SALT LAKE CITY (ABC4 News) – It’s a composite drawing of a possible suspect in the murder of Rosie Tapia.
And it may now be in the hands of Salt Lake City police. ABC4 has a copy of the composite but will not reveal it.
In 1995, the six-year-old girl was kidnapped from her home and later found dead in a canal near Redwood Road and 1700 South. Her killer has never been found.
In a new development, a witness ABC4 first reported on met with a professional sketch artist to create the image of Rosie’s possible killer.
“It means a lot to both the family and community, everybody that’s involved in the case,“ said Michael Streed.

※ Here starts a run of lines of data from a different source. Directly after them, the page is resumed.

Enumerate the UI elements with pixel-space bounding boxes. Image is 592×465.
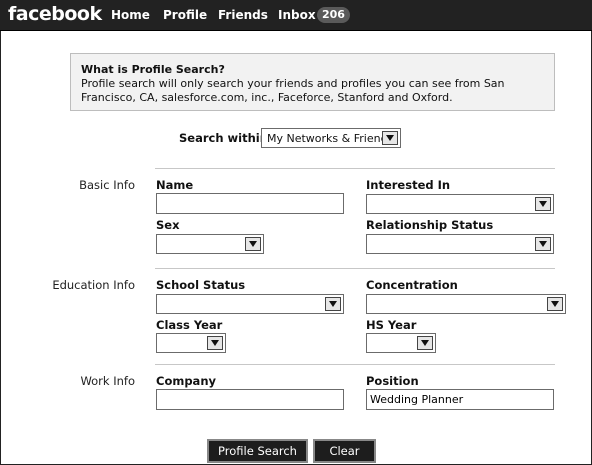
- dropdown-arrow-icon[interactable]: [207, 336, 223, 350]
- dropdown-arrow-icon[interactable]: [535, 197, 551, 211]
- company-input[interactable]: [156, 389, 344, 410]
- clear-button[interactable]: Clear: [313, 439, 376, 463]
- concentration-label: Concentration: [366, 278, 458, 292]
- class-year-select[interactable]: [156, 333, 226, 353]
- hs-year-select[interactable]: [366, 333, 436, 353]
- nav-inbox[interactable]: Inbox: [278, 8, 316, 22]
- search-within-label: Search within: [179, 131, 268, 145]
- inbox-count-badge[interactable]: 206: [317, 7, 350, 23]
- dropdown-arrow-icon[interactable]: [417, 336, 433, 350]
- sex-label: Sex: [156, 218, 180, 232]
- dropdown-arrow-icon[interactable]: [245, 237, 261, 251]
- dropdown-arrow-icon[interactable]: [382, 131, 398, 145]
- name-input[interactable]: [156, 193, 344, 214]
- profile-search-button[interactable]: Profile Search: [207, 439, 308, 463]
- company-label: Company: [156, 374, 216, 388]
- position-label: Position: [366, 374, 419, 388]
- section-work-info: Work Info: [80, 374, 135, 388]
- interested-in-select[interactable]: [366, 194, 554, 214]
- nav-friends[interactable]: Friends: [218, 8, 268, 22]
- relationship-status-select[interactable]: [366, 234, 554, 254]
- top-navigation-bar: facebook Home Profile Friends Inbox 206: [0, 0, 592, 31]
- facebook-logo[interactable]: facebook: [8, 3, 102, 25]
- dropdown-arrow-icon[interactable]: [547, 297, 563, 311]
- divider: [155, 168, 555, 169]
- search-within-value: My Networks & Friends: [267, 132, 394, 145]
- class-year-label: Class Year: [156, 318, 223, 332]
- divider: [155, 268, 555, 269]
- search-within-select[interactable]: My Networks & Friends: [261, 128, 401, 148]
- school-status-label: School Status: [156, 278, 246, 292]
- interested-in-label: Interested In: [366, 178, 451, 192]
- section-basic-info: Basic Info: [79, 178, 135, 192]
- school-status-select[interactable]: [156, 294, 344, 314]
- relationship-status-label: Relationship Status: [366, 218, 494, 232]
- dropdown-arrow-icon[interactable]: [325, 297, 341, 311]
- name-label: Name: [156, 178, 194, 192]
- section-education-info: Education Info: [52, 278, 135, 292]
- dropdown-arrow-icon[interactable]: [535, 237, 551, 251]
- info-description: Profile search will only search your fri…: [81, 77, 505, 104]
- info-title: What is Profile Search?: [81, 63, 225, 76]
- divider: [155, 364, 555, 365]
- nav-home[interactable]: Home: [111, 8, 150, 22]
- concentration-select[interactable]: [366, 294, 566, 314]
- sex-select[interactable]: [156, 234, 264, 254]
- profile-search-info-box: What is Profile Search? Profile search w…: [70, 53, 555, 111]
- position-input[interactable]: [366, 389, 554, 410]
- hs-year-label: HS Year: [366, 318, 417, 332]
- nav-profile[interactable]: Profile: [163, 8, 207, 22]
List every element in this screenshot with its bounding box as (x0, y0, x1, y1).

Streed is a former police sergeant and according to his bio, is an internationally-recognized forensic facial imaging expert. The so-called sketch cop has been featured in stories across the country helping law enforcement find bad guys.
His sketch of Alejandro Avila let to his arrest in the murder of five-year-old Samantha Runnion in California. In 2002, he was convicted and sentenced to death but remains imprisoned.
Streed also created a composite for America’s Most Wanted in the Salt Lake City murder of Anna Palmer. He read ABC4’s initial report in January with the witness and contacted ABC4 about meeting the witness. Streed is creating the composite at no expense to the Tapia family.
The witness who wants to remain anonymous said he saw a young man in wet clothes leave the canal about the time Tapia was murdered. Her body was found in the canal near 1700 South and Redwood Road. The witness told ABC4 he contacted police back then, but they never met with him. Months later he visited with police to create a composite but became frustrated when he claimed law enforcement wouldn’t help him in creating a drawing.
But this week, Streed and the witness came together via the internet at ABC4’s studios.
And for nearly two hours, they created a nose, eyes, cheek bones, ears, and hair.
“How does that look?“ Streed said as he sketched a jawline.
“That looks pretty good,“ the witness said. “Can you make it where like the cheeks are a little more….“
Inside the room were the parents of Rosie, along with the family’s private investigator Jason Jensen. He arranged for everyone to come together.
“Like this?“ Streed asked.
The witness continued to suggest improvements to the image.
“Yeah, yeah like that,“ he said.
Finally, Streed and the witness were satisfied with what they had created.
“I’d say that’s around an 8 out of ten,“ the man said. “It’s really close.“
Afterwards, Streed said the witness had a memory that could help police if the sketch leads to an arrest.
“The man is very sure of about what he saw,“ Streed said.
And for Rosie’s mother, she’s hopeful this is the break they’ve been waiting twenty-four years for.
“I’m hoping that this is the year that we solve this case and hopefully this person in this picture will help do that,“ said Lewine Tapia.
As part of the agreement beforehand, ABC4 will not show the composite.
Friday, the Utah Cold Case Coalition handed the sketch to Salt Lake City police.
“We’ve decided to deliver the composite to (the cold case detective),“ said Jensen who is also a member of the cold case coalition. “We plan to give the police a month to do their investigation with it.“
After that, Jensen said the coalition plans to make it public.